Comunidades de Aprendizaje: ¿Transformación pedagógica o idealismo burocrático para 2026?
El Pizarrón Crítico: Análisis de fondo
El ciclo escolar 2025-2026 se aproxima con una propuesta que busca transformar la esencia del Consejo Técnico Escolar (CTE). Bajo el lema «Hacer comunidad para mejorar juntos», la Secretaría de Educación Pública presenta sus Orientaciones para directivos y supervisores, planteando un modelo donde la gestión escolar deja de ser vertical para convertirse en un tejido de confianza, horizontalidad y liderazgo distribuido. Pero, ¿es este enfoque una hoja de ruta realizable o una aspiración desconectada del día a día en los planteles mexicanos?
Ejes de una nueva gestión
El documento propone cuatro pilares que intentan redefinir el rol del directivo. El primero es la confianza, presentada como la condición necesaria para que el docente pierda el miedo a exponer sus errores. Le sigue el trabajo colaborativo, que exige trascender la simple división de tareas para reconocer las capacidades individuales de cada integrante. El liderazgo distribuido aparece como la estrategia clave para que la autoridad escolar delegue el poder, fomentando una autonomía real en el docente. Finalmente, el diálogo y la reflexión se posicionan como el corazón del CTE, buscando que las sesiones dejen de ser lecturas pasivas de circulares para transformarse en verdaderos espacios de deliberación pedagógica.
La Realidad Escolar
Aquí es donde las orientaciones oficiales se encuentran con la realidad de nuestras escuelas. ¿Puede florecer la «confianza» en un sistema que históricamente ha condicionado la permanencia y los incentivos docentes a la evaluación punitiva o a la carga administrativa excesiva? En el México profundo, el directivo muchas veces no actúa como «articulador de procesos humanos», sino como un gestor de crisis, mediador de conflictos comunitarios y receptor de una presión administrativa que deja poco margen para la «reflexión profunda».

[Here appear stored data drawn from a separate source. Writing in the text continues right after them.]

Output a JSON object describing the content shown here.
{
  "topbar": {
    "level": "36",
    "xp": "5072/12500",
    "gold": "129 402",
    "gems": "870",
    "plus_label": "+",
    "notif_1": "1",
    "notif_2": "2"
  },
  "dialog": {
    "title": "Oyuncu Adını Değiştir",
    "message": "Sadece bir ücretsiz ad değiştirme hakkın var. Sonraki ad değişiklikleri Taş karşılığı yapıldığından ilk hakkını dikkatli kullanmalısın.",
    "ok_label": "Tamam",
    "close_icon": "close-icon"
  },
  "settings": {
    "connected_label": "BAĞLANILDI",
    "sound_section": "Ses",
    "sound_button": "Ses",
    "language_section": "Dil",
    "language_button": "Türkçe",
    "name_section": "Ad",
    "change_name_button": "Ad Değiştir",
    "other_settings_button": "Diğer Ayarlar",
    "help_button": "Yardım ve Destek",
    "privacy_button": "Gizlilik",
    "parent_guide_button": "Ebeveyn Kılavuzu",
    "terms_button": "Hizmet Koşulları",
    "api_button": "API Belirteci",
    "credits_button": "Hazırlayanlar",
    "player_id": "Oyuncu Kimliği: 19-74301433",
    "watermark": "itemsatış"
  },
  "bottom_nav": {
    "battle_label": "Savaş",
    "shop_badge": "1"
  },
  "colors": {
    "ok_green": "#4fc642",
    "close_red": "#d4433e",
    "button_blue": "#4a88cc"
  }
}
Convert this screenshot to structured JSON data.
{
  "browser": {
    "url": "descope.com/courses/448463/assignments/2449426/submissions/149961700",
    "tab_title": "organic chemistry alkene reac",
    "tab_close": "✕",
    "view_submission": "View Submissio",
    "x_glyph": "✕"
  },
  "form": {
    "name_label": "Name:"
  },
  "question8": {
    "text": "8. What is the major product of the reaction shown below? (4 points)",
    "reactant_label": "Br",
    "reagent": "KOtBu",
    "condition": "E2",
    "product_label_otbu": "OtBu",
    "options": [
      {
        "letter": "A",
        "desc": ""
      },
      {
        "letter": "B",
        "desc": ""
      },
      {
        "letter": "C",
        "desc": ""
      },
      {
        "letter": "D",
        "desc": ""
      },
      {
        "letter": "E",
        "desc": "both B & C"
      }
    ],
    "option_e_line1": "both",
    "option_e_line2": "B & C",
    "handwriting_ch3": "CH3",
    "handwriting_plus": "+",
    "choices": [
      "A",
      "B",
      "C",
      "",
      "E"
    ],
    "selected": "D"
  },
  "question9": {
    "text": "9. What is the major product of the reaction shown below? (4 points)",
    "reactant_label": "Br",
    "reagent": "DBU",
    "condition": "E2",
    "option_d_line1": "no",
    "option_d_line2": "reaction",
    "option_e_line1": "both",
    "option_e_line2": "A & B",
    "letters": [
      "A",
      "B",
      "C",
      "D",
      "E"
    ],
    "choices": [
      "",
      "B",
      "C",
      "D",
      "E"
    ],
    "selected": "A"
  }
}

La horizontalidad propuesta choca frontalmente con la estructura jerárquica de la supervisión, donde el directivo se siente, a su vez, presionado por cumplir con metas estandarizadas y entregables que poco tienen que ver con el aprendizaje en el aula. Si el tiempo dentro del CTE se consume llenando formatos o atendiendo urgencias administrativas, ¿es posible que el directivo asuma el rol de facilitador de comunidad sin primero ser liberado de su rol de burócrata? El riesgo es claro: que el discurso de la «comunidad profesional» se convierta en una etiqueta más que adorna las minutas, sin modificar la alienación pedagógica que viven muchos colectivos docentes.
¿Puede un directivo fomentar la autonomía docente cuando el propio sistema le exige resultados estandarizados y medibles a corto plazo?
¿Es el Consejo Técnico el espacio adecuado para construir comunidad, o debería ser, en realidad, el lugar donde se discuta cómo reducir la carga administrativa que nos impide ser comunidad?